Urticaria (hives) is a pruritic, erythematous, papular skin lesion that can be raised, can have a pale center, and can extend from several millimeters to centimeters in size ( Fig. 232-2 ). Each individual lesion may persist for up to 24 hours. Lesions of longer duration should raise concern for other diagnoses ( Chapter 407 ). Angioedema is defined by the rapid onset of nonpitting edema in the subdermal or mucosal tissues without erythema or well-defined borders. Areas of angioedema can be associated with a sensation of tingling, pressure, pain, or burning. Commonly involved areas include the face, cheek, lips, tongue, hands, feet, and genitalia ( Fig. 232-3 ). Angioedema typically does not resolve as rapidly as urticaria and can persist for up to 72 hours.
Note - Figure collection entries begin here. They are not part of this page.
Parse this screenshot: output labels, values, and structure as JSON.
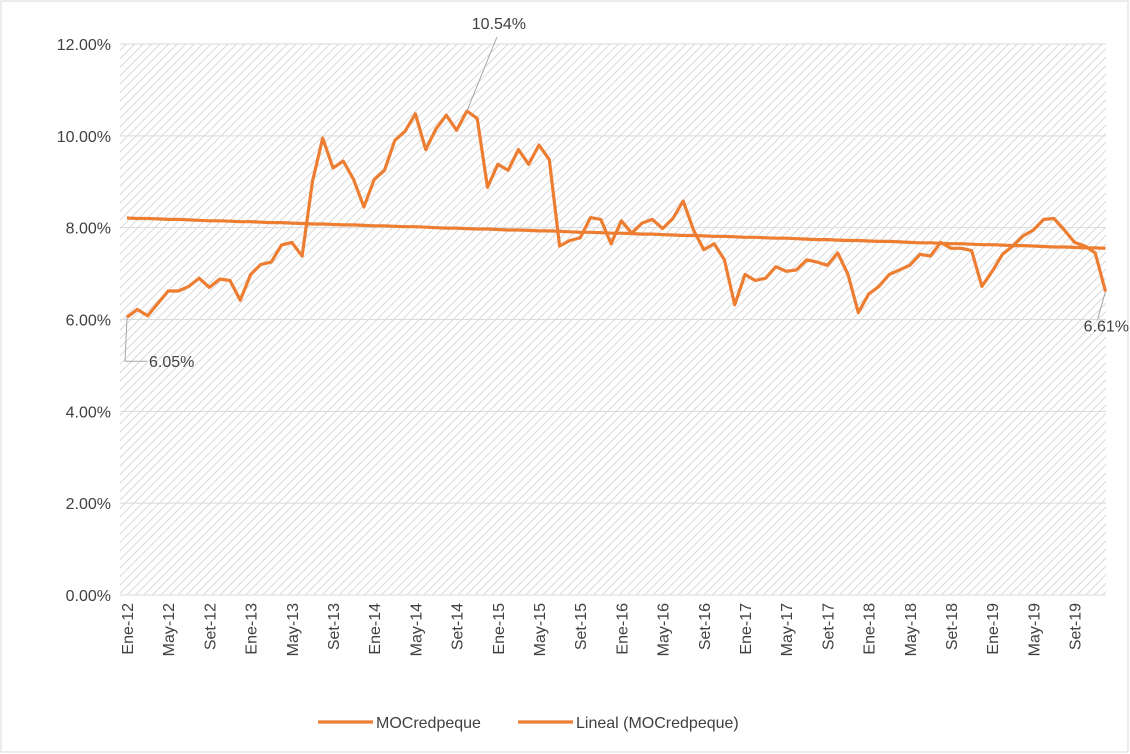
{
  "chart_data": {
    "type": "line",
    "categories": [
      "Ene-12",
      null,
      null,
      null,
      "May-12",
      null,
      null,
      null,
      "Set-12",
      null,
      null,
      null,
      "Ene-13",
      null,
      null,
      null,
      "May-13",
      null,
      null,
      null,
      "Set-13",
      null,
      null,
      null,
      "Ene-14",
      null,
      null,
      null,
      "May-14",
      null,
      null,
      null,
      "Set-14",
      null,
      null,
      null,
      "Ene-15",
      null,
      null,
      null,
      "May-15",
      null,
      null,
      null,
      "Set-15",
      null,
      null,
      null,
      "Ene-16",
      null,
      null,
      null,
      "May-16",
      null,
      null,
      null,
      "Set-16",
      null,
      null,
      null,
      "Ene-17",
      null,
      null,
      null,
      "May-17",
      null,
      null,
      null,
      "Set-17",
      null,
      null,
      null,
      "Ene-18",
      null,
      null,
      null,
      "May-18",
      null,
      null,
      null,
      "Set-18",
      null,
      null,
      null,
      "Ene-19",
      null,
      null,
      null,
      "May-19",
      null,
      null,
      null,
      "Set-19",
      null,
      null,
      null
    ],
    "series": [
      {
        "name": "MOCredpeque",
        "color": "#ed7d31",
        "values": [
          6.05,
          6.22,
          6.08,
          6.35,
          6.62,
          6.62,
          6.72,
          6.9,
          6.7,
          6.88,
          6.85,
          6.42,
          6.98,
          7.2,
          7.25,
          7.62,
          7.68,
          7.38,
          9.0,
          9.95,
          9.3,
          9.45,
          9.05,
          8.45,
          9.05,
          9.25,
          9.9,
          10.1,
          10.48,
          9.7,
          10.15,
          10.45,
          10.12,
          10.54,
          10.38,
          8.88,
          9.38,
          9.25,
          9.7,
          9.38,
          9.8,
          9.48,
          7.6,
          7.72,
          7.78,
          8.22,
          8.18,
          7.65,
          8.15,
          7.88,
          8.1,
          8.18,
          7.98,
          8.2,
          8.58,
          7.95,
          7.52,
          7.65,
          7.3,
          6.32,
          6.98,
          6.85,
          6.9,
          7.15,
          7.05,
          7.08,
          7.3,
          7.25,
          7.18,
          7.45,
          6.98,
          6.15,
          6.55,
          6.72,
          6.98,
          7.08,
          7.18,
          7.42,
          7.38,
          7.68,
          7.55,
          7.55,
          7.5,
          6.72,
          7.05,
          7.42,
          7.6,
          7.82,
          7.95,
          8.18,
          8.2,
          7.95,
          7.68,
          7.6,
          7.45,
          6.61
        ],
        "value_labels": [
          "6.05%",
          null,
          null,
          null,
          null,
          null,
          null,
          null,
          null,
          null,
          null,
          null,
          null,
          null,
          null,
          null,
          null,
          null,
          null,
          null,
          null,
          null,
          null,
          null,
          null,
          null,
          null,
          null,
          null,
          null,
          null,
          null,
          null,
          "10.54%",
          null,
          null,
          null,
          null,
          null,
          null,
          null,
          null,
          null,
          null,
          null,
          null,
          null,
          null,
          null,
          null,
          null,
          null,
          null,
          null,
          null,
          null,
          null,
          null,
          null,
          null,
          null,
          null,
          null,
          null,
          null,
          null,
          null,
          null,
          null,
          null,
          null,
          null,
          null,
          null,
          null,
          null,
          null,
          null,
          null,
          null,
          null,
          null,
          null,
          null,
          null,
          null,
          null,
          null,
          null,
          null,
          null,
          null,
          null,
          null,
          null,
          "6.61%"
        ]
      },
      {
        "name": "Lineal (MOCredpeque)",
        "color": "#ed7d31",
        "values": [
          8.21,
          8.2,
          8.2,
          8.19,
          8.18,
          8.18,
          8.17,
          8.16,
          8.15,
          8.15,
          8.14,
          8.13,
          8.13,
          8.12,
          8.11,
          8.11,
          8.1,
          8.09,
          8.08,
          8.08,
          8.07,
          8.06,
          8.06,
          8.05,
          8.04,
          8.04,
          8.03,
          8.02,
          8.02,
          8.01,
          8.0,
          7.99,
          7.99,
          7.98,
          7.97,
          7.97,
          7.96,
          7.95,
          7.95,
          7.94,
          7.93,
          7.93,
          7.92,
          7.91,
          7.9,
          7.9,
          7.89,
          7.88,
          7.88,
          7.87,
          7.86,
          7.86,
          7.85,
          7.84,
          7.83,
          7.83,
          7.82,
          7.81,
          7.81,
          7.8,
          7.79,
          7.79,
          7.78,
          7.77,
          7.77,
          7.76,
          7.75,
          7.74,
          7.74,
          7.73,
          7.72,
          7.72,
          7.71,
          7.7,
          7.7,
          7.69,
          7.68,
          7.67,
          7.67,
          7.66,
          7.65,
          7.65,
          7.64,
          7.63,
          7.63,
          7.62,
          7.61,
          7.61,
          7.6,
          7.59,
          7.58,
          7.58,
          7.57,
          7.56,
          7.56,
          7.55
        ]
      }
    ],
    "ylim": [
      0,
      12
    ],
    "yticks": [
      {
        "value": 0,
        "label": "0.00%"
      },
      {
        "value": 2,
        "label": "2.00%"
      },
      {
        "value": 4,
        "label": "4.00%"
      },
      {
        "value": 6,
        "label": "6.00%"
      },
      {
        "value": 8,
        "label": "8.00%"
      },
      {
        "value": 10,
        "label": "10.00%"
      },
      {
        "value": 12,
        "label": "12.00%"
      }
    ],
    "grid": true,
    "legend": "bottom"
  }
}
FIGURE 232-2, Extensive urticaria.

FIGURE 232-3, Angioedema.

Pruritus commonly precedes and then accompanies the eruption of papular hives or wheals. Hives or wheals may be round, annular, or serpiginous; they can appear in groups, can coalesce, and also appear several times a day. The typical time course of individual hives can be 30 minutes to 24 hours before full resolution of the skin without ecchymoses.

Chronic spontaneous urticaria frequently involves areas of constant pressure (e.g., the waistband), thereby supporting overlap of chronic spontaneous urticaria with chronic inducible urticarias such as dermographism. If a patient is taking antihistamines, the lesions appear flattened. The severity of pruritus can disrupt both daytime activities and sleep. In more severe cases of chronic urticaria, extracutaneous symptoms can include headache, fatigue, wheezing, gastrointestinal complaints, or a joint pain.
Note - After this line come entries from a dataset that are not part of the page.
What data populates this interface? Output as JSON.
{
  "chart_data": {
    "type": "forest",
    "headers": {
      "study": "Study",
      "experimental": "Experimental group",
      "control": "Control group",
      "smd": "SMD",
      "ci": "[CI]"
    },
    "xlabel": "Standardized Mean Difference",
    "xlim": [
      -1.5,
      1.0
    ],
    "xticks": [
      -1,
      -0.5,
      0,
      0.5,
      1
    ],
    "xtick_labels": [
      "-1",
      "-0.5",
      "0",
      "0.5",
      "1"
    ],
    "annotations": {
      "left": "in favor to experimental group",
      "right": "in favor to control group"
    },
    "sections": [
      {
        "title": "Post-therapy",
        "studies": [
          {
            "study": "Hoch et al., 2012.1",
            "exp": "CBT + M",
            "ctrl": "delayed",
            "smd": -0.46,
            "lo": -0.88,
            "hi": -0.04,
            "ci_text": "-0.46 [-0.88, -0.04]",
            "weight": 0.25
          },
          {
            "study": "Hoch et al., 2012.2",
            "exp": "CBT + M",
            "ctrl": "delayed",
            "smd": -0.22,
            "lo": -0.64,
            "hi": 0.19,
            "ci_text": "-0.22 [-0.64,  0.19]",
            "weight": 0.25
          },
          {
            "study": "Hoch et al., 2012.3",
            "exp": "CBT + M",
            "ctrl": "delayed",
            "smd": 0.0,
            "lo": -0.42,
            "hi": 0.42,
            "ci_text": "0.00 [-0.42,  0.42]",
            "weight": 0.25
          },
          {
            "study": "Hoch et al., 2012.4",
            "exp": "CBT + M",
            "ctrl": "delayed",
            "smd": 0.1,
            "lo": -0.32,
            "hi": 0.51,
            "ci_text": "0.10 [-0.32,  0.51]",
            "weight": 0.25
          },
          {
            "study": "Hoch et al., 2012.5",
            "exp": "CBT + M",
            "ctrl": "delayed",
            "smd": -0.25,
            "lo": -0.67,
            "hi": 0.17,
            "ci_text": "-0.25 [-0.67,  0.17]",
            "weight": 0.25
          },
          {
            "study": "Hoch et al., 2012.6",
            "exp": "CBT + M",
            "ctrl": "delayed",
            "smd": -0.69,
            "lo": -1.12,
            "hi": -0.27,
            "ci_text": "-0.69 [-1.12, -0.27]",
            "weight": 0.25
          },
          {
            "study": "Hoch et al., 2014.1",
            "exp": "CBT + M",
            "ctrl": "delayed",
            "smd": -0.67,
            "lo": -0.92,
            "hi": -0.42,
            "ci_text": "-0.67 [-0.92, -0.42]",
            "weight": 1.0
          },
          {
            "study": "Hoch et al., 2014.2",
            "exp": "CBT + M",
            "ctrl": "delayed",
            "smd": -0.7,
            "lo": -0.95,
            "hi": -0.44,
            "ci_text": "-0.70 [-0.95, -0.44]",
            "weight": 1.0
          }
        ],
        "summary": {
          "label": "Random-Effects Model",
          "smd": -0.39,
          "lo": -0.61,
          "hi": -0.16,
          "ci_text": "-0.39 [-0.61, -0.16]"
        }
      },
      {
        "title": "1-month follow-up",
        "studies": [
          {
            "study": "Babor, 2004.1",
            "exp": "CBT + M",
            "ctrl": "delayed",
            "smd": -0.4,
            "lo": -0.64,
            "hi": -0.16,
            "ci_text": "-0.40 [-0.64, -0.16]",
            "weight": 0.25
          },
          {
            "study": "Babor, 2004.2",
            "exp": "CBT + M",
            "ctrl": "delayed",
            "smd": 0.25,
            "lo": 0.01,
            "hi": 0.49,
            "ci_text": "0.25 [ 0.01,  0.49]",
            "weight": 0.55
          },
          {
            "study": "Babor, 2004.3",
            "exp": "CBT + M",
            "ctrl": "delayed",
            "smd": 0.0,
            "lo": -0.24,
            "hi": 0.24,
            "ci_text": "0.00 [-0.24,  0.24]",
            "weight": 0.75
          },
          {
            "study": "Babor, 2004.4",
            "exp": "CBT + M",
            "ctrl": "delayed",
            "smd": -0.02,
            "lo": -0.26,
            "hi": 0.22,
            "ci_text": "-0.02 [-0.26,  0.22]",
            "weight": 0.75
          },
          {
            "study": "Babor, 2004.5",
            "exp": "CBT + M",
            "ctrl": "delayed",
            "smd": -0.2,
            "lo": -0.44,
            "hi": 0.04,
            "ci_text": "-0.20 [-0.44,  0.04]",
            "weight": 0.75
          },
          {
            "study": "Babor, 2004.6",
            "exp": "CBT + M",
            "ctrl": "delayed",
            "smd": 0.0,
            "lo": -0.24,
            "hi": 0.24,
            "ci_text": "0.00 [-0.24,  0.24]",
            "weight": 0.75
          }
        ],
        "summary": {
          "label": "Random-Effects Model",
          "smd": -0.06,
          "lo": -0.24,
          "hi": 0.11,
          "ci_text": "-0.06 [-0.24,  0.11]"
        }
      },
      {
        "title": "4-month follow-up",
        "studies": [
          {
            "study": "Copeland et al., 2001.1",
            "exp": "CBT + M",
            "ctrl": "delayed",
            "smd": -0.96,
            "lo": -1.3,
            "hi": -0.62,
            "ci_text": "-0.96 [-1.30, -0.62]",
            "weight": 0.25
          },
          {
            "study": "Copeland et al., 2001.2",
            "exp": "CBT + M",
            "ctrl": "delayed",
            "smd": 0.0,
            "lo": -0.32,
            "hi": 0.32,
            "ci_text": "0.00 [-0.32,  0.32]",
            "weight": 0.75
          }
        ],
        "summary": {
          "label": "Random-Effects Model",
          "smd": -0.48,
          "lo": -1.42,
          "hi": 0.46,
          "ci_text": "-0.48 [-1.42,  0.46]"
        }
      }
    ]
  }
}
Some chronic inducible urticarias present with unique clinical features. In cold-induced urticaria, local lesions appear when the skin is exposed to a sudden drop in air temperature or cold water. In cholinergic urticaria, the wheals appear during physical exertion and resemble smaller papules with large surrounding erythematous bases. With delayed pressure urticaria, the onset of urticaria or angioedema (e.g., hand swelling hours after carrying groceries) occurs 4 hours or longer after the pressure triggers.

Diagnosis

Urticaria is usually a clinical diagnosis based on seeing the skin lesions either in person or by a photograph ( Fig. 232-4 ). By definition, urticaria is first subdivided into acute (<6 weeks duration) and chronic forms.

FIGURE 232-4, Evaluation and treatment of urticaria and angioedema.

Acute Urticaria

The diagnosis of acute urticaria or angioedema requires a comprehensive history and physical examination with attention to ingestions, the pattern of the eruptions, contactants, recent infections, and review of photographs of past lesions. A history of recent infections or vaccinations and any new exposures to foods and to prescribed or over-the-counter drugs should be elicited, and any close temporal relationship to potential precipitants should be explored. To prove a link to urticaria, the suspected drug or food must be withdrawn; if the reaction is mild enough to be well-tolerated, re-challenge can then confirm the cause. In the majority of cases, however, no trigger is identified.